Biodieselexporte kräftig gestiegen

ufop_logo_400x300Berlin, 4. September 2019. Im ersten Halbjahr 2019 sind die deutschen Biodieselausfuhren gegenüber 2018 kräftig gestiegen. Die Niederlande sind das wichtigste Empfängerland und der mit Abstand wichtigste Handelsplatz in Europa.

Im ersten Halbjahr 2019 sind die Biodieselausfuhren gegenüber dem Vorjahreszeitraum deutlich um ca. 0,225 Mio. t auf 1,14 Mio. t gestiegen. Das entspricht etwa einem Drittel der inländischen Jahresproduktion. Der größte Teil der Exporte ging in andere EU-Staaten, deren Anteil seit dem Vorjahr um 30 % auf 1 Mio. t gestiegen ist. Die Niederlande sind mit einem Plus von 59 % und ca. 0,46 Mio. t der mit Abstand wichtigste Abnehmer und Durchgangsland für die Weiterverschiffung in andere Länder.

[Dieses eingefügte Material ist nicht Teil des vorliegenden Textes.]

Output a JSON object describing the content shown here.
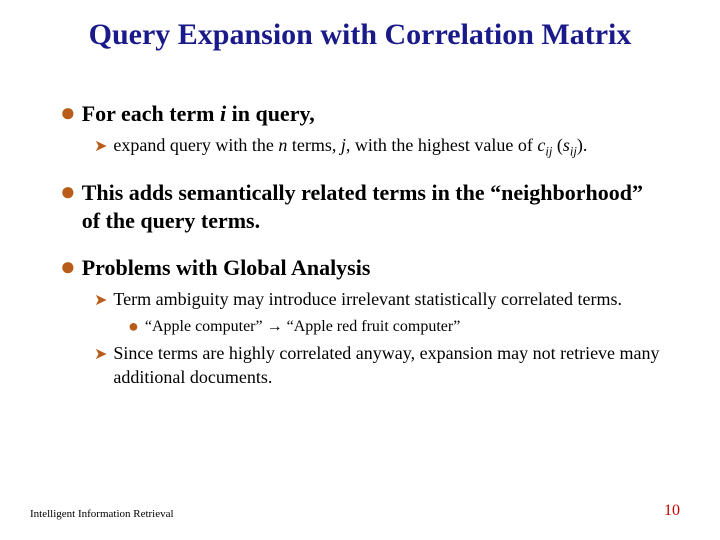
{
  "title": "Query Expansion with Correlation Matrix",
  "b1": {
    "text_a": "For each term ",
    "text_i": "i",
    "text_b": " in query,"
  },
  "b1s1": {
    "a": "expand query with the ",
    "n": "n",
    "b": " terms, ",
    "j": "j",
    "c": ", with the highest value of ",
    "cv": "c",
    "ij1": "ij",
    "d": " (",
    "sv": "s",
    "ij2": "ij",
    "e": ")."
  },
  "b2": "This adds semantically related terms in the “neighborhood” of the query terms.",
  "b3": "Problems with Global Analysis",
  "b3s1": "Term ambiguity may introduce irrelevant statistically correlated terms.",
  "b3s1a": "“Apple computer” → “Apple red fruit computer”",
  "b3s2": "Since terms are highly correlated anyway, expansion may not retrieve many additional documents.",
  "footer_left": "Intelligent Information Retrieval",
  "footer_right": "10"
}
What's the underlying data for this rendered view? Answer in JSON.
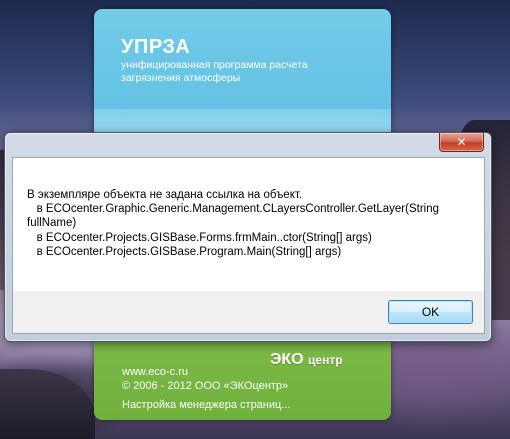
{
  "splash": {
    "title": "УПРЗА",
    "subtitle": "унифицированная программа расчета загрязнения атмосферы",
    "brand": "ЭКО",
    "brand_suffix": "центр",
    "url": "www.eco-c.ru",
    "copyright": "© 2006 - 2012 ООО «ЭКОцентр»",
    "status": "Настройка менеджера страниц..."
  },
  "dialog": {
    "close_glyph": "✕",
    "message_lines": [
      "В экземпляре объекта не задана ссылка на объект.",
      "   в ECOcenter.Graphic.Generic.Management.CLayersController.GetLayer(String",
      "fullName)",
      "   в ECOcenter.Projects.GISBase.Forms.frmMain..ctor(String[] args)",
      "   в ECOcenter.Projects.GISBase.Program.Main(String[] args)"
    ],
    "ok_label": "OK"
  },
  "colors": {
    "splash_blue": "#64c2e4",
    "splash_green": "#8cc553",
    "close_red": "#c43a22",
    "ok_border": "#3c7fb1"
  },
  "icons": {
    "close": "close-icon"
  }
}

Den relativ größten Zuwachs verzeichnete Großbritannien: Das Land kaufte im ersten Halbjahr 2019 mit 43.290 t fast drei Mal soviel Biodiesel aus Deutschland wie 2018. Belgien steigerte ebenfalls seine Importmengen um mehr als die Hälfte auf 136.000 t. Die USA, die bis März 2019 im Quartalsvergleich noch auf Platz 3 der Hauptlieferländer lag, liegt im Halbjahresvergleich mit 82.000 t nur noch auf Platz 5. Dennoch hat das Land seine Biodieseleinfuhren aus Deutschland gegenüber dem Vorjahreszeitraum um die Hälfte gesteigert und verzeichnete damit den drittgrößten Zuwachs unter den 10 größten Importländern für deutschen Biodiesel. Nach Angaben der Agrarmarkt Informations-Gesellschaft (mbH) sind bei einigen Empfängerländern auch deutliche Rückgänge zu verzeichnen, vor allem in Frankreich. Im ersten Halbjahr 2019 wurde dort mit 25.000 t rund 22 % weniger Biodiesel aus Deutschland eingeführt als im gleichen Zeitraum 2018. Polen und Österreich senkten ihre Importmengen im Betrachtungszeitraum jeweils um 10 % auf 118.000 t bzw. 88.000 t.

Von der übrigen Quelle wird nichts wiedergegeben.